Yeah, yeah, yeah, it can be argued that this one play did not cost them the game. For if they had been up by 2-3 touchdowns at the time, the holding penalty wouldn’t have mattered much. In response to that I would like to say, JUST SHUT UP!!!
Oops, adding more salt to my gaping wound, I suppose I am incurring the ire of the Grammar Nazis (AGAIN!) for a number of crimes against the English language. All I have to say is, JUST LEAVE ME ALONE AND GO PICK ON SOMEONE ELSE WHO WOULD DARE LEAVE THEIR PARTICIPLES JUST A-DANGLIN’!!!

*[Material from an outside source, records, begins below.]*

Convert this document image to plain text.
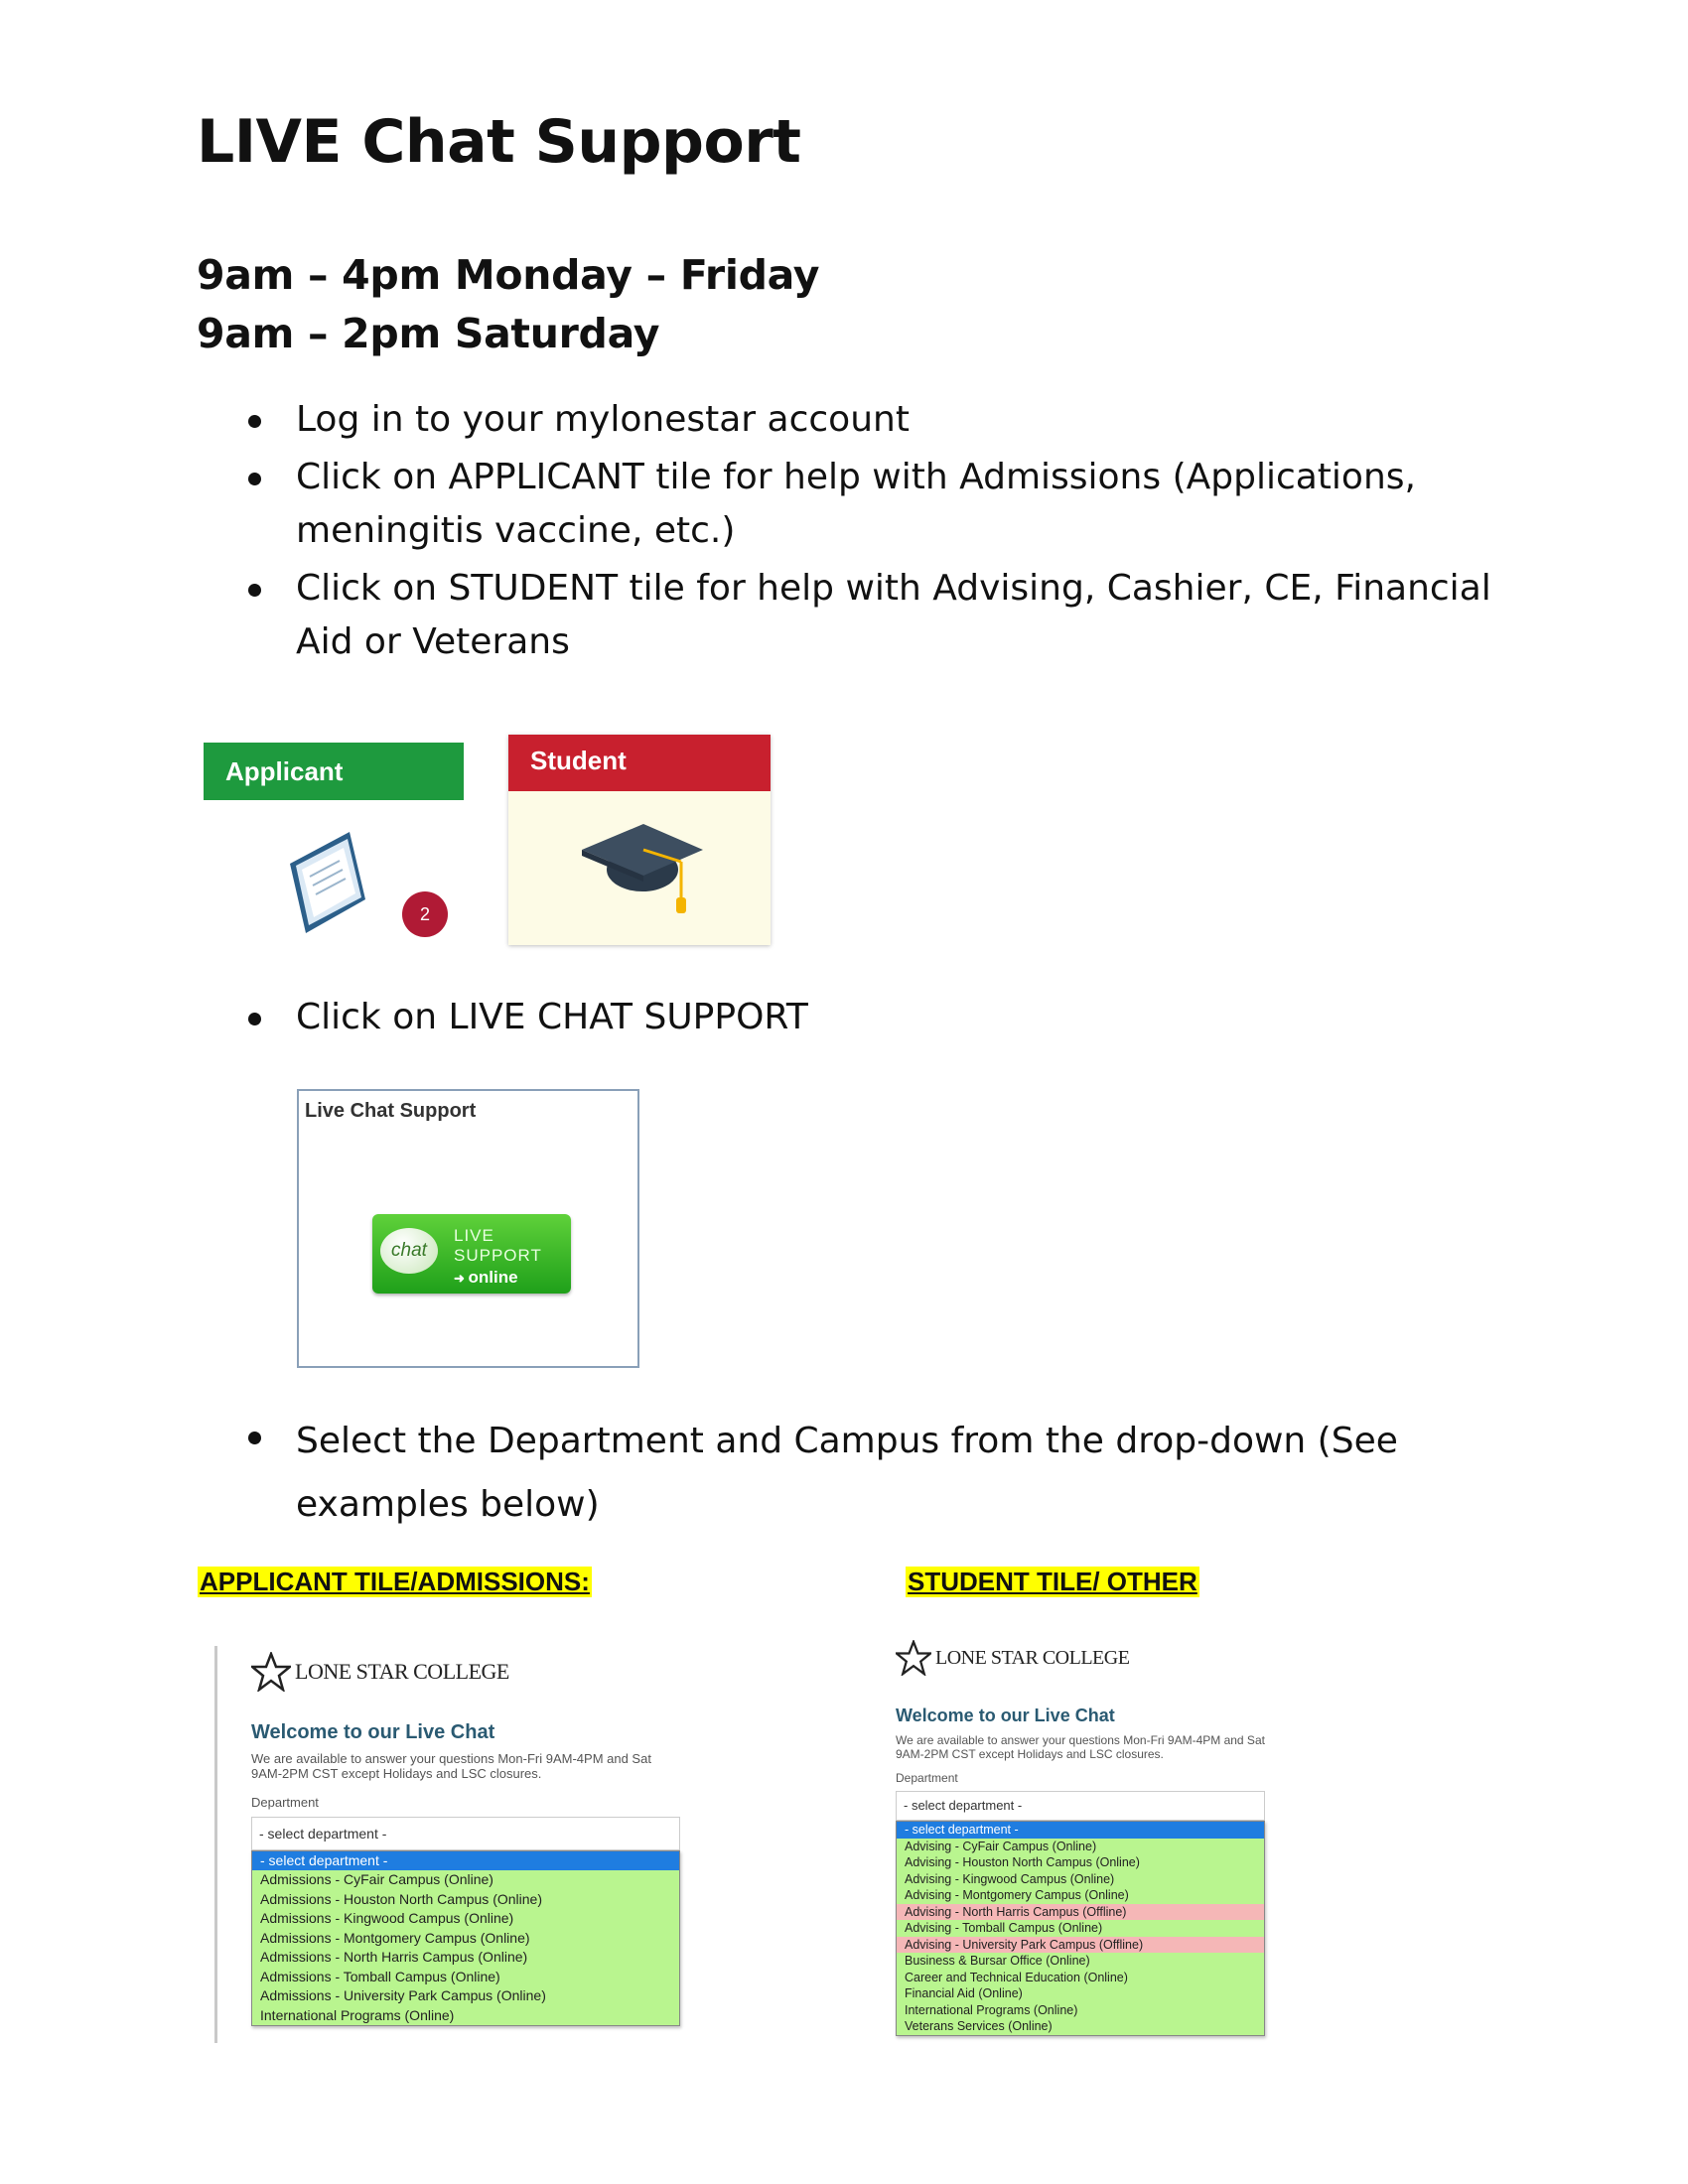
LIVE Chat Support

9am – 4pm Monday – Friday

9am – 2pm Saturday

Log in to your mylonestar account
Click on APPLICANT tile for help with Admissions (Applications, meningitis vaccine, etc.)
Click on STUDENT tile for help with Advising, Cashier, CE, Financial Aid or Veterans
Applicant
2
Student
Click on LIVE CHAT SUPPORT
Live Chat Support
chat
LIVE
SUPPORT
➜ online
Select the Department and Campus from the drop-down (See examples below)
APPLICANT TILE/ADMISSIONS:	STUDENT TILE/ OTHER
LONE STAR COLLEGE
Welcome to our Live Chat
We are available to answer your questions Mon-Fri 9AM-4PM and Sat 9AM-2PM CST except Holidays and LSC closures.
Department
- select department -
- select department -
Admissions - CyFair Campus (Online)
Admissions - Houston North Campus (Online)
Admissions - Kingwood Campus (Online)
Admissions - Montgomery Campus (Online)
Admissions - North Harris Campus (Online)
Admissions - Tomball Campus (Online)
Admissions - University Park Campus (Online)
International Programs (Online)
LONE STAR COLLEGE
Welcome to our Live Chat
We are available to answer your questions Mon-Fri 9AM-4PM and Sat 9AM-2PM CST except Holidays and LSC closures.
Department
- select department -
- select department -
Advising - CyFair Campus (Online)
Advising - Houston North Campus (Online)
Advising - Kingwood Campus (Online)
Advising - Montgomery Campus (Online)
Advising - North Harris Campus (Offline)
Advising - Tomball Campus (Online)
Advising - University Park Campus (Offline)
Business & Bursar Office (Online)
Career and Technical Education (Online)
Financial Aid (Online)
International Programs (Online)
Veterans Services (Online)
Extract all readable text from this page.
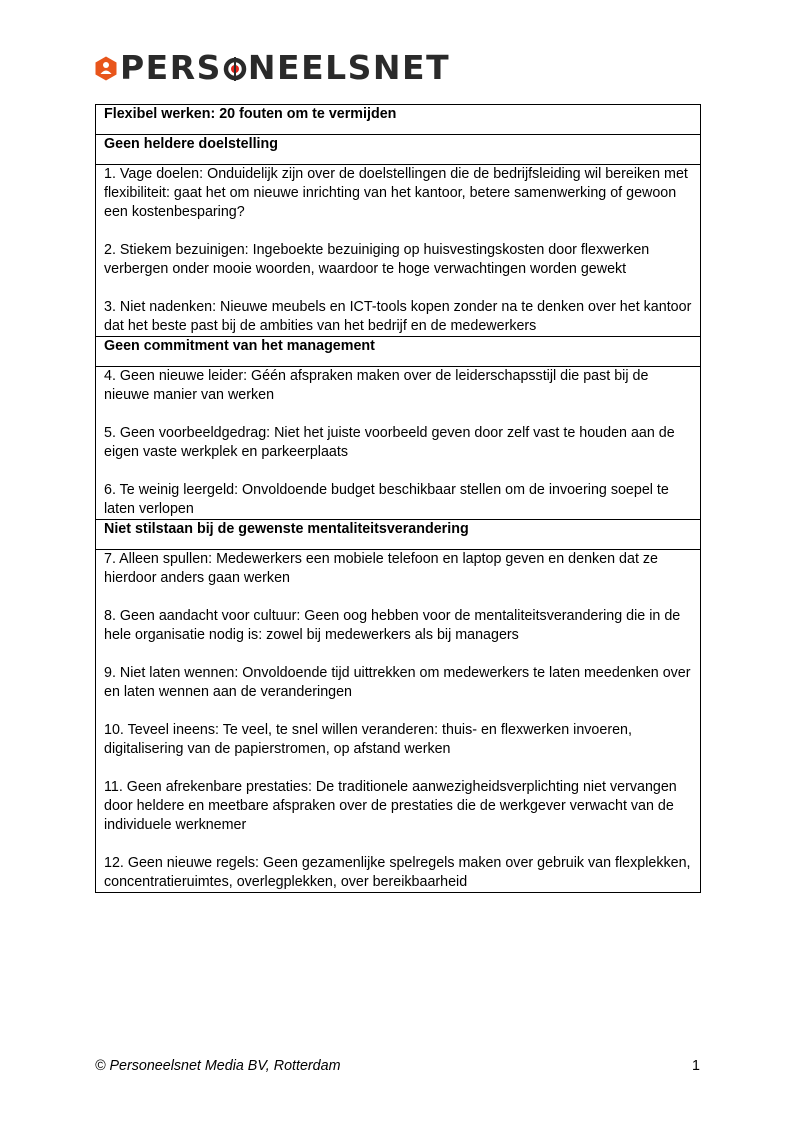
PERS NEELSNET
Flexibel werken: 20 fouten om te vermijden

Geen heldere doelstelling

1. Vage doelen: Onduidelijk zijn over de doelstellingen die de bedrijfsleiding wil bereiken met flexibiliteit: gaat het om nieuwe inrichting van het kantoor, betere samenwerking of gewoon een kostenbesparing?

2. Stiekem bezuinigen: Ingeboekte bezuiniging op huisvestingskosten door flexwerken verbergen onder mooie woorden, waardoor te hoge verwachtingen worden gewekt

3. Niet nadenken: Nieuwe meubels en ICT-tools kopen zonder na te denken over het kantoor dat het beste past bij de ambities van het bedrijf en de medewerkers

Geen commitment van het management

4. Geen nieuwe leider: Géén afspraken maken over de leiderschapsstijl die past bij de nieuwe manier van werken

5. Geen voorbeeldgedrag: Niet het juiste voorbeeld geven door zelf vast te houden aan de eigen vaste werkplek en parkeerplaats

6. Te weinig leergeld: Onvoldoende budget beschikbaar stellen om de invoering soepel te laten verlopen

Niet stilstaan bij de gewenste mentaliteitsverandering

7. Alleen spullen: Medewerkers een mobiele telefoon en laptop geven en denken dat ze hierdoor anders gaan werken

8. Geen aandacht voor cultuur: Geen oog hebben voor de mentaliteitsverandering die in de hele organisatie nodig is: zowel bij medewerkers als bij managers

9. Niet laten wennen: Onvoldoende tijd uittrekken om medewerkers te laten meedenken over en laten wennen aan de veranderingen

10. Teveel ineens: Te veel, te snel willen veranderen: thuis- en flexwerken invoeren, digitalisering van de papierstromen, op afstand werken

11. Geen afrekenbare prestaties: De traditionele aanwezigheidsverplichting niet vervangen door heldere en meetbare afspraken over de prestaties die de werkgever verwacht van de individuele werknemer

12. Geen nieuwe regels: Geen gezamenlijke spelregels maken over gebruik van flexplekken, concentratieruimtes, overlegplekken, over bereikbaarheid

© Personeelsnet Media BV, Rotterdam	1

No, as a matter of fact, I don’t feel any better now. For I am quite sure that [Crotchety] can't stop giggling like a school girl over his [New York (Football) Giants] beating the [Carolina Panthers] earlier in the day, and [Dickster] is probably still jumping up and down on the bed—being the diehard [Washington Redskins] fan he is.
Oh yeah, the season has just begun, but it is going to be a long, long one if my Cowboys don’t get their offensive linemen in a more anti-social mood. At least my [Arkansas Razorbacks] are playing like they are supposed to this year, and my [Cassville Wildcats] are acting like they just might win their third Class 3 Missouri State Football Championship in a row. Still, what do I have to really cheer about when my Cowboys make [Dan Hampton] out to be a genius?